Disparity of treatment in some areas--described in the document to which the hon. Member for Peckham(Ms Harman) referred, and which, courtesy of thehon. Member for Workington (Mr. Campbell-Savours), has found its way to the other side of the Chamber--has arisen because when hospitals are deciding who is first on the list for treatment, they have to make a choice between keeping fundholding practices happy and keeping the local health authority happy. Non-fundholding GP practices do not have the individual clout of fundholding practices as customers in the marketplace. For example, if GP fundholders do not get put first in the list, they may take their business to another provider or trust. Therefore, the trust will lose out and its budget and prospects will be reduced. That is why there is a difference.
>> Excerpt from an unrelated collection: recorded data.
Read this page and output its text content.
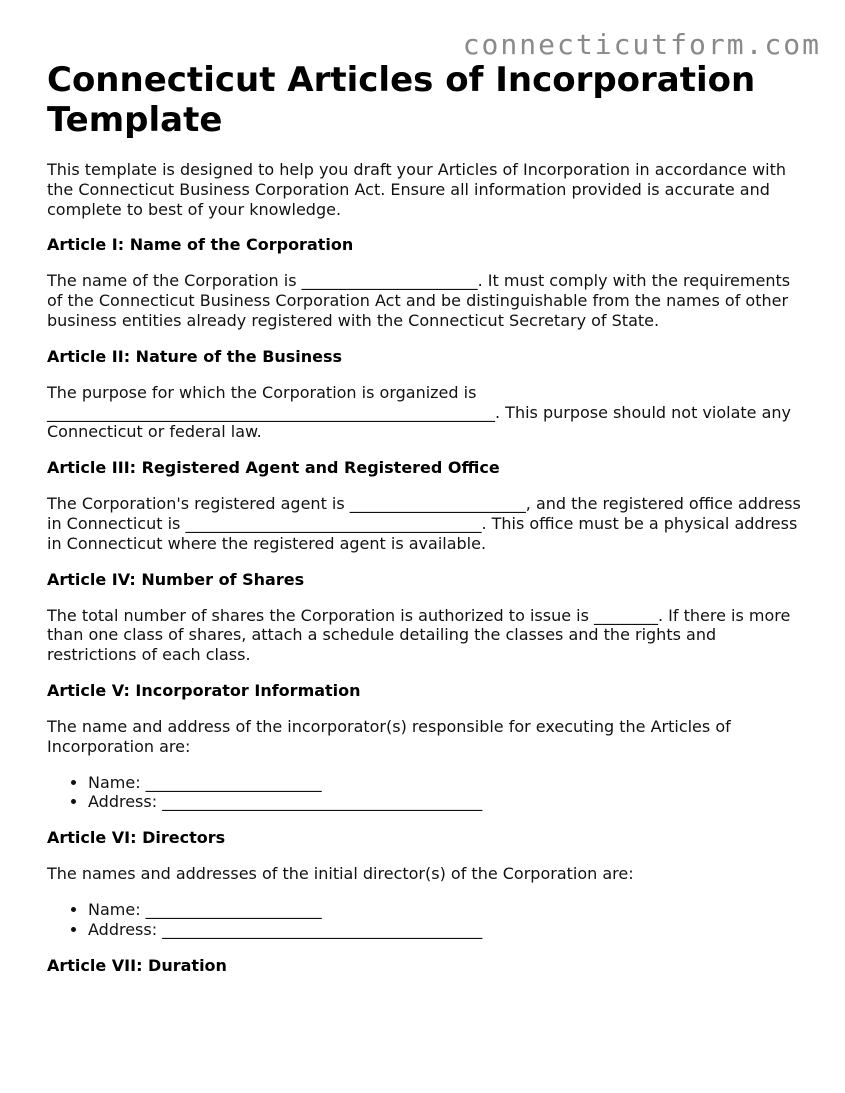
connecticutform.com
Connecticut Articles of Incorporation Template

This template is designed to help you draft your Articles of Incorporation in accordance with the Connecticut Business Corporation Act. Ensure all information provided is accurate and complete to best of your knowledge.

Article I: Name of the Corporation

The name of the Corporation is ______________________. It must comply with the requirements of the Connecticut Business Corporation Act and be distinguishable from the names of other business entities already registered with the Connecticut Secretary of State.

Article II: Nature of the Business

The purpose for which the Corporation is organized is ________________________________________________________. This purpose should not violate any Connecticut or federal law.

Article III: Registered Agent and Registered Office

The Corporation's registered agent is ______________________, and the registered office address in Connecticut is _____________________________________. This office must be a physical address in Connecticut where the registered agent is available.

Article IV: Number of Shares

The total number of shares the Corporation is authorized to issue is ________. If there is more than one class of shares, attach a schedule detailing the classes and the rights and restrictions of each class.

Article V: Incorporator Information

The name and address of the incorporator(s) responsible for executing the Articles of Incorporation are:

• Name: ______________________
• Address: ________________________________________
Article VI: Directors

The names and addresses of the initial director(s) of the Corporation are:

• Name: ______________________
• Address: ________________________________________
Article VII: Duration
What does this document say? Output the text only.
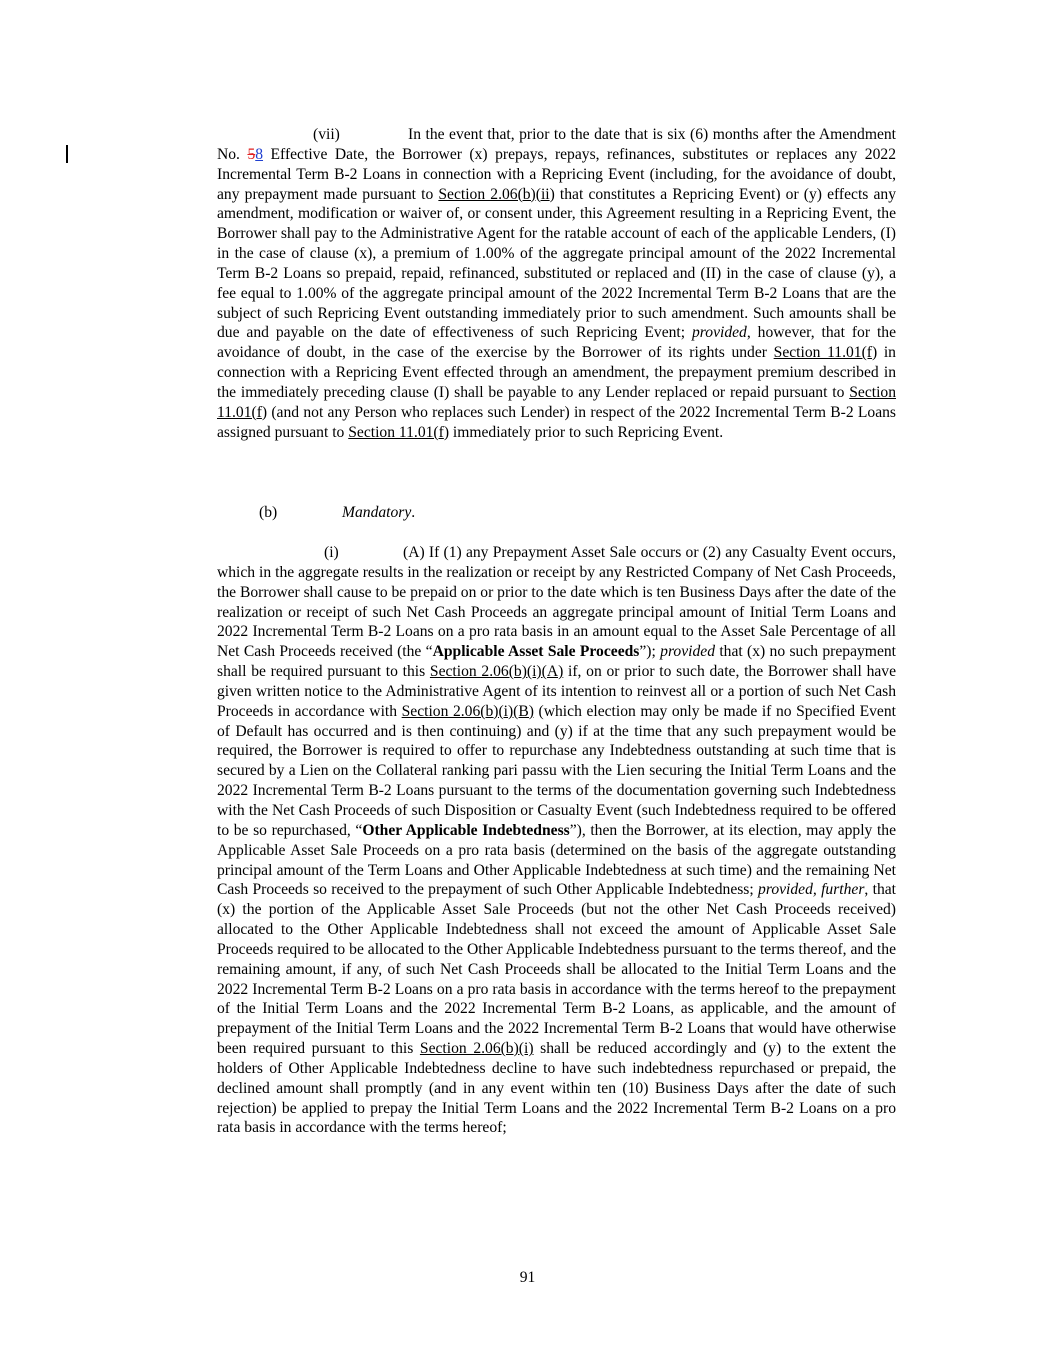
(vii)	In the event that, prior to the date that is six (6) months after the Amendment No. 58 Effective Date, the Borrower (x) prepays, repays, refinances, substitutes or replaces any 2022 Incremental Term B-2 Loans in connection with a Repricing Event (including, for the avoidance of doubt, any prepayment made pursuant to Section 2.06(b)(ii) that constitutes a Repricing Event) or (y) effects any amendment, modification or waiver of, or consent under, this Agreement resulting in a Repricing Event, the Borrower shall pay to the Administrative Agent for the ratable account of each of the applicable Lenders, (I) in the case of clause (x), a premium of 1.00% of the aggregate principal amount of the 2022 Incremental Term B-2 Loans so prepaid, repaid, refinanced, substituted or replaced and (II) in the case of clause (y), a fee equal to 1.00% of the aggregate principal amount of the 2022 Incremental Term B-2 Loans that are the subject of such Repricing Event outstanding immediately prior to such amendment. Such amounts shall be due and payable on the date of effectiveness of such Repricing Event; provided, however, that for the avoidance of doubt, in the case of the exercise by the Borrower of its rights under Section 11.01(f) in connection with a Repricing Event effected through an amendment, the prepayment premium described in the immediately preceding clause (I) shall be payable to any Lender replaced or repaid pursuant to Section 11.01(f) (and not any Person who replaces such Lender) in respect of the 2022 Incremental Term B-2 Loans assigned pursuant to Section 11.01(f) immediately prior to such Repricing Event.
(b)	Mandatory.
(i)	(A) If (1) any Prepayment Asset Sale occurs or (2) any Casualty Event occurs, which in the aggregate results in the realization or receipt by any Restricted Company of Net Cash Proceeds, the Borrower shall cause to be prepaid on or prior to the date which is ten Business Days after the date of the realization or receipt of such Net Cash Proceeds an aggregate principal amount of Initial Term Loans and 2022 Incremental Term B-2 Loans on a pro rata basis in an amount equal to the Asset Sale Percentage of all Net Cash Proceeds received (the “Applicable Asset Sale Proceeds”); provided that (x) no such prepayment shall be required pursuant to this Section 2.06(b)(i)(A) if, on or prior to such date, the Borrower shall have given written notice to the Administrative Agent of its intention to reinvest all or a portion of such Net Cash Proceeds in accordance with Section 2.06(b)(i)(B) (which election may only be made if no Specified Event of Default has occurred and is then continuing) and (y) if at the time that any such prepayment would be required, the Borrower is required to offer to repurchase any Indebtedness outstanding at such time that is secured by a Lien on the Collateral ranking pari passu with the Lien securing the Initial Term Loans and the 2022 Incremental Term B-2 Loans pursuant to the terms of the documentation governing such Indebtedness with the Net Cash Proceeds of such Disposition or Casualty Event (such Indebtedness required to be offered to be so repurchased, “Other Applicable Indebtedness”), then the Borrower, at its election, may apply the Applicable Asset Sale Proceeds on a pro rata basis (determined on the basis of the aggregate outstanding principal amount of the Term Loans and Other Applicable Indebtedness at such time) and the remaining Net Cash Proceeds so received to the prepayment of such Other Applicable Indebtedness; provided, further, that (x) the portion of the Applicable Asset Sale Proceeds (but not the other Net Cash Proceeds received) allocated to the Other Applicable Indebtedness shall not exceed the amount of Applicable Asset Sale Proceeds required to be allocated to the Other Applicable Indebtedness pursuant to the terms thereof, and the remaining amount, if any, of such Net Cash Proceeds shall be allocated to the Initial Term Loans and the 2022 Incremental Term B-2 Loans on a pro rata basis in accordance with the terms hereof to the prepayment of the Initial Term Loans and the 2022 Incremental Term B-2 Loans, as applicable, and the amount of prepayment of the Initial Term Loans and the 2022 Incremental Term B-2 Loans that would have otherwise been required pursuant to this Section 2.06(b)(i) shall be reduced accordingly and (y) to the extent the holders of Other Applicable Indebtedness decline to have such indebtedness repurchased or prepaid, the declined amount shall promptly (and in any event within ten (10) Business Days after the date of such rejection) be applied to prepay the Initial Term Loans and the 2022 Incremental Term B-2 Loans on a pro rata basis in accordance with the terms hereof;
91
It may be true that the formula for allocating money in terms of patients is more or less similar, but the providers are dealing with two different sets of people--GPs, who are buying services directly, and the local health authority, which is the indirect purchaser. The health authority is likely to continue to be a purchaser, as the local health authority for the place where the trust is will probably be providing either community care services or acute services from a hospital. It is quite explicable as to why there are benefits for many patients and for fundholders. Fundholders get to the top of the list in some places, even though that is not written into the system and is not part of the defined difference between fundholding and non-fundholding GPs.

The hon. Member for Nottingham, South(Mr. Simpson) made a good speech and asked some pertinent questions. He alluded to the fact that proper criticisms can be made of the fundholding system. My right hon. Friend the Member for Yeovil (Mr. Ashdown) visited the Mid Devon Family Doctors commissioning group in Cullompton last autumn. One of the doctors at that practice, Michael Dixon, wrote to me enclosing the group's document. The introduction illustrates why at present there is a two-tier system. If the Government would accept only that, we could make some progress.